À la tête des Laboratoires Delbert, Hoffmann est l'unique fabricant en France du Téralithe, un médicament vital pour les troubles bipolaires. Mais quand une pénurie sur d'autres molécules provoque une explosion de la demande, sa position se transforme en étau. Le voilà pris entre le désespoir des patients – 250 appels par jour – et un blocage de l'État sur les prix qui l'empêche d'importer sans vendre à perte.
Son histoire n'est pas celle d'une crise de supply chain. C'est l'histoire universelle d'un dirigeant seul dans la salle des machines, tentant de maintenir le cap quand la structure même du navire se disloque.
L'enfer de la responsabilité sans le pouvoir
Le vrai poids d'une crise ne se mesure pas en unités manquantes. Il se mesure en appels de détresse. Imaginez : votre téléphone sonne 250 fois par jour. À l'autre bout du fil, des patients paniqués, des familles angoissées qui dépendent de vous pour leur équilibre mental. Vous êtes leur seul espoir. Et vous ne pouvez rien faire.
C'est ça, le "cauchemar" de Thierry Hoffmann. Ce n'est pas un problème de gestion, c'est un test de résistance humaine. Son entreprise a beau tourner à plein régime, augmenter sa production de 70.000 à 100.000 boîtes, la demande est telle que même le double ne suffirait pas. Il est le visage d'une solution qu'il ne peut pas fournir.
Cette situation est l'incarnation de la solitude du dirigeant. Vous êtes seul à porter la responsabilité d'une défaillance qui n'est pas la vôtre, mais celle de tout un système : un concurrent qui fait défaut, des prix administrés déconnectés de la réalité du marché mondial, une inertie réglementaire.
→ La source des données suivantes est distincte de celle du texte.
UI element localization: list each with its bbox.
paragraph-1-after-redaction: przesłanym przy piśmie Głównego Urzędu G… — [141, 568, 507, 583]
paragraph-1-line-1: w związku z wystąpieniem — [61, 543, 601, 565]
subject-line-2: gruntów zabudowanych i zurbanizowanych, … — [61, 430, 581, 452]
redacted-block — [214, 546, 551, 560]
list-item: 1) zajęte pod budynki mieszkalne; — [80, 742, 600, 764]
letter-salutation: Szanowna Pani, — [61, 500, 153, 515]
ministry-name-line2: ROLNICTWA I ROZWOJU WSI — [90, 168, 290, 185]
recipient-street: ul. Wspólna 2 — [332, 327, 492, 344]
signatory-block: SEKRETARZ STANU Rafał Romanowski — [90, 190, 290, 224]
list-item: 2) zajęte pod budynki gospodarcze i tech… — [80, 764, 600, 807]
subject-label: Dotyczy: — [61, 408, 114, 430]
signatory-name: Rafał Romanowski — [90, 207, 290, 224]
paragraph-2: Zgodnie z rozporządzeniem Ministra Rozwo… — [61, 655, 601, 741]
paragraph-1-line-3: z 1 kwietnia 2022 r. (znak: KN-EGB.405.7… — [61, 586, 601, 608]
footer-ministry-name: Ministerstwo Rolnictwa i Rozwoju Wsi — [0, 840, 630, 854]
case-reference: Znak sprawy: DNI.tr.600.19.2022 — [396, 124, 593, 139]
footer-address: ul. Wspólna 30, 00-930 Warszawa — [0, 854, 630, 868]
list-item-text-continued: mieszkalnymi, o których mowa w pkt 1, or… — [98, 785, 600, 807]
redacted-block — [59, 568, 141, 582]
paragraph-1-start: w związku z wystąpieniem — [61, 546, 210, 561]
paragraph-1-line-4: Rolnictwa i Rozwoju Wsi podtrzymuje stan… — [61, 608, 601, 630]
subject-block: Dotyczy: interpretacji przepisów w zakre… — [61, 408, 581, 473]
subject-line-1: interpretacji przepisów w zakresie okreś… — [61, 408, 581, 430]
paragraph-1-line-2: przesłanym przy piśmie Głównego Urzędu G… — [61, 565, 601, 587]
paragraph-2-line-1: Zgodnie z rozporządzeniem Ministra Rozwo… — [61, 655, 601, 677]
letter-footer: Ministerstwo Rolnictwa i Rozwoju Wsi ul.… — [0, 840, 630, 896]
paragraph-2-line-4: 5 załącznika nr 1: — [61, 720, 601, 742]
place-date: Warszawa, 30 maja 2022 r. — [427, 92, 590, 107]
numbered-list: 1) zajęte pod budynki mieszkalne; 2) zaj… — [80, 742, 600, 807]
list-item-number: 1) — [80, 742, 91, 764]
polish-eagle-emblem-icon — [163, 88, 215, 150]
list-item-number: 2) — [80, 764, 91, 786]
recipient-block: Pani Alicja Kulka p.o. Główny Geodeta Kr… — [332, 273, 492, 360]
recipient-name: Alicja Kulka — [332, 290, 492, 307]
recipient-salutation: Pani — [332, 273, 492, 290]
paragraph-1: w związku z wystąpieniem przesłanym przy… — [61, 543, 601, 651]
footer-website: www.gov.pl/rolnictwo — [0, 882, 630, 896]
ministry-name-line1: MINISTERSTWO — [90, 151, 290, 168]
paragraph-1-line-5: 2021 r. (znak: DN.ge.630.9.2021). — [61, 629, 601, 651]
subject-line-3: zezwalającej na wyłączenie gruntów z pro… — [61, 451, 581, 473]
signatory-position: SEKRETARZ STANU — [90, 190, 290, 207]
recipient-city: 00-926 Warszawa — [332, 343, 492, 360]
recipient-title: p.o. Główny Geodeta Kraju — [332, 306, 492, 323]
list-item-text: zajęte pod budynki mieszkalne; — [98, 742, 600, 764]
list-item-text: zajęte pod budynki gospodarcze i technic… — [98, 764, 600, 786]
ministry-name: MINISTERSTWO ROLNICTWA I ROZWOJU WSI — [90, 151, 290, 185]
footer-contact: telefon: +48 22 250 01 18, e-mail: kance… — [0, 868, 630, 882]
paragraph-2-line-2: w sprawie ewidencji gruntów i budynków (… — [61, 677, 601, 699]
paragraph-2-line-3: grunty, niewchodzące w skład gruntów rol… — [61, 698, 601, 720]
Vous êtes au front, mais vos munitions sont contrôlées par d'autres. Pour un leader, il n'y a pas de situation plus inconfortable. La vraie bataille n'est pas logistique, elle est psychologique : comment maintenir sa conviction quand on est le paratonnerre de toutes les angoisses et de toutes les frustrations ?
Le courage de se battre sans levier
Quand on est seul face à l'État, la tentation est de subir. De se plaindre en silence. Surtout quand une première demande de bon sens – réévaluer un prix pour pouvoir importer et sauver des vies – a déjà été refusée en juillet. C'est pourtant là que le leadership se mesure. Pas dans les grandes envolées stratégiques, mais dans la capacité à retourner négocier quand on n'a aucune carte en main.
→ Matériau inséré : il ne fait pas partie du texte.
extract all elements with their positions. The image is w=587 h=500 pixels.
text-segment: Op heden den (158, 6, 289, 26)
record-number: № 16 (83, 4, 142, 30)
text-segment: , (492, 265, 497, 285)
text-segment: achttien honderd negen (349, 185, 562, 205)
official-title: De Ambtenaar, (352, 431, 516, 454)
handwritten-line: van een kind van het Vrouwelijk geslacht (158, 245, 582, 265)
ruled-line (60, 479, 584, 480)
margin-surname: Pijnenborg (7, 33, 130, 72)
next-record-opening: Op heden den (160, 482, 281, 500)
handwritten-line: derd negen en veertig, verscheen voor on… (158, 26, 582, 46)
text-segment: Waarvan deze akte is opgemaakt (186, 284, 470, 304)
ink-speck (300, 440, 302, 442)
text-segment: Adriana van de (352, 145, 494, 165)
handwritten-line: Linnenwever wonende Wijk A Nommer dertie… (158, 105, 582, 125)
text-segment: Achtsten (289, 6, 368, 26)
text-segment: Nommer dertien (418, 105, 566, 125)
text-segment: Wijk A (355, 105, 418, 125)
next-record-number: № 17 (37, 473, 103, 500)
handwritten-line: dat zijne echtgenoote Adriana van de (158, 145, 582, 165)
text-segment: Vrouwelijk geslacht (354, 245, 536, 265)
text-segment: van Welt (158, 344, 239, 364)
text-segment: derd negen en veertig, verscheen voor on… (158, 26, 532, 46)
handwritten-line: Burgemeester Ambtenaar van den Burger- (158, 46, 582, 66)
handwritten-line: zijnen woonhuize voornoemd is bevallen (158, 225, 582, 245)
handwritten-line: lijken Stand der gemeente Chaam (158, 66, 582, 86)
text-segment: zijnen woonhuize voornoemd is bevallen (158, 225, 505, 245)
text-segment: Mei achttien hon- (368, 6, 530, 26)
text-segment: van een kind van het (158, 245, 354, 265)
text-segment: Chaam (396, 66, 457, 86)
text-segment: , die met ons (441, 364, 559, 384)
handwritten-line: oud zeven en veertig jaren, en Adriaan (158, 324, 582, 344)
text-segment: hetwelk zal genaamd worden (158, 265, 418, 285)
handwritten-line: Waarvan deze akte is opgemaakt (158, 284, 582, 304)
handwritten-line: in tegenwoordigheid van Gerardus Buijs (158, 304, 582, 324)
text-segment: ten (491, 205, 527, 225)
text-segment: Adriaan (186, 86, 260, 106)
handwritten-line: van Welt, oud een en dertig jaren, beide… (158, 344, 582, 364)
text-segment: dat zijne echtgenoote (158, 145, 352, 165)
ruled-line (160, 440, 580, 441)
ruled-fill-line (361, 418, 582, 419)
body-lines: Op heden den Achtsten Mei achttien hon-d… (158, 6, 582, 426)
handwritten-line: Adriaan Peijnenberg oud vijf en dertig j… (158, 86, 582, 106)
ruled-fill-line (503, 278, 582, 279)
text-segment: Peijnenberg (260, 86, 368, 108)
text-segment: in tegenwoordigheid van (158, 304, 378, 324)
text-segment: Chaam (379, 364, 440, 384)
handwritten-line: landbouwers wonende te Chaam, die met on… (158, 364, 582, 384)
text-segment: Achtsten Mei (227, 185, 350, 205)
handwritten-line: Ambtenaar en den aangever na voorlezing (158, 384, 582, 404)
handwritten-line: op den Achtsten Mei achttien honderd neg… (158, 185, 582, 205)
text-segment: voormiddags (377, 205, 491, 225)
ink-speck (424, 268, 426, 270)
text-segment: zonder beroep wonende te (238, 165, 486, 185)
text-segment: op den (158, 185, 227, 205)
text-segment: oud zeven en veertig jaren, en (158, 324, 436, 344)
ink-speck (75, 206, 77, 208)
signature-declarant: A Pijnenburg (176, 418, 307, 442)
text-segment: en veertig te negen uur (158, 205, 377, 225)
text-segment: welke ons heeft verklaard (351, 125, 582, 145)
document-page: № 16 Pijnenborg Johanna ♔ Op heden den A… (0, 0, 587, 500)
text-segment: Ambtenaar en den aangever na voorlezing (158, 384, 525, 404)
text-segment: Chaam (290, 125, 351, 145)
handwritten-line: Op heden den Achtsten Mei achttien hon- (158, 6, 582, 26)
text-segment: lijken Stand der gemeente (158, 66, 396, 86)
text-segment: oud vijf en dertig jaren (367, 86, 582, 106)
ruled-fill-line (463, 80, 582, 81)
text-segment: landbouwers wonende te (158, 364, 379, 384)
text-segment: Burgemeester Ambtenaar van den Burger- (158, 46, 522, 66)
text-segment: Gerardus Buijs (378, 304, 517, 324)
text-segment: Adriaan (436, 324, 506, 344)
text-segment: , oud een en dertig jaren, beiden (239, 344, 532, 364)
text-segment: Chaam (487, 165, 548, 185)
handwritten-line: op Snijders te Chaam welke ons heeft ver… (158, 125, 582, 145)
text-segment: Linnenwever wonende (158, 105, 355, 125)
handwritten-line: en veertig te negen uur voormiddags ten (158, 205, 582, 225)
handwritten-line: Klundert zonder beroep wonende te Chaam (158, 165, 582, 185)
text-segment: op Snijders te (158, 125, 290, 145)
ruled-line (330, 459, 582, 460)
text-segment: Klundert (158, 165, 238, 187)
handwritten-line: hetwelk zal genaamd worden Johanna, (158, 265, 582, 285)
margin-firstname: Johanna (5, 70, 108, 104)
La position de Hoffmann est paradoxale. Il est en monopole, mais il est faible. Chaque boîte importée pour soulager la pénurie lui coûte entre 5 et 10 euros. Il demande à l'État non pas de maximiser son profit, mais de lui permettre de ne pas couler en rendant service à la santé publique.
Ce n'est plus une négociation commerciale, c'est un bras de fer éthique. Son combat devient celui de milliers de PME face aux grands donneurs d'ordre, publics ou privés : celui de la logique du terrain contre la rigidité des appareils administratifs. Ce courage de l'obstination, quand tout pousse à l'abandon, est la marque d'un dirigeant qui ne se voit pas comme une victime du système, mais comme un acteur responsable, jusqu'au bout.
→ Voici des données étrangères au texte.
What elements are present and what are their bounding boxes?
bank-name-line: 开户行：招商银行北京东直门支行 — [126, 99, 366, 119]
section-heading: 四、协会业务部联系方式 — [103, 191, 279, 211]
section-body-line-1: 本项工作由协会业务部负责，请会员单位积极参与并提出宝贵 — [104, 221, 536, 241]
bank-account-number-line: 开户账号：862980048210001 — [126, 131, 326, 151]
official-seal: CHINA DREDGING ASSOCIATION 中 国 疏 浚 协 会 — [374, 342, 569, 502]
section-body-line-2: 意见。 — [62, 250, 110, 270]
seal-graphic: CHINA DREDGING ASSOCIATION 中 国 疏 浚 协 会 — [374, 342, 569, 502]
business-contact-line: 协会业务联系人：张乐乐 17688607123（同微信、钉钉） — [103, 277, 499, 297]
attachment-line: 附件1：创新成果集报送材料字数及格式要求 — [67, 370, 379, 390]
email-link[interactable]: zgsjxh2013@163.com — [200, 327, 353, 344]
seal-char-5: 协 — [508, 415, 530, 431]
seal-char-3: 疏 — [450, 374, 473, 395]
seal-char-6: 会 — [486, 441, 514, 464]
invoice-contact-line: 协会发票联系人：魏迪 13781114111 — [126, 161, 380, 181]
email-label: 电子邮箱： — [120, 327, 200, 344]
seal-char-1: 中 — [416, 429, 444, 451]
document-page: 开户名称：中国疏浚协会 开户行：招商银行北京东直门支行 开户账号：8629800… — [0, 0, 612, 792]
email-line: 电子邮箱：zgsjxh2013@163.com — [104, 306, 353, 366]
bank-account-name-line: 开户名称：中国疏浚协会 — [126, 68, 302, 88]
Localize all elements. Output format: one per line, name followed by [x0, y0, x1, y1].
La victoire qui cache la défaite de demain
Mi-septembre, la nouvelle tombe : un accord est trouvé avec le CEPS (Comité économique des produits de santé). Le prix du Téralithe est revalorisé, les importations peuvent commencer. Victoire ? En apparence, oui. Thierry Hoffmann a gagné. Il a obtenu un sursis pour ses patients et son entreprise.
Mais la vraie lucidité d'un stratège est de savoir reconnaître une rustine quand il en voit une. L'accord est temporaire. Il est conditionné à la durée de la crise. Il ne résout en rien le problème de fond : le prix structurellement trop bas des médicaments matures en France, qui rend le pays vulnérable à la moindre secousse sur la chaîne d'approvisionnement mondiale.
La victoire d'aujourd'hui est la garantie de la crise de demain. Avoir "gagné" sur le court terme endort la nécessité de transformer le modèle sur le long terme. Le plus grand risque pour un dirigeant, après avoir survécu à un "cauchemar", c'est de croire que le réveil est définitif. C'est de relâcher la pression, de se contenter du sursis, et d'attendre passivement le prochain effet domino qui ne manquera pas d'arriver.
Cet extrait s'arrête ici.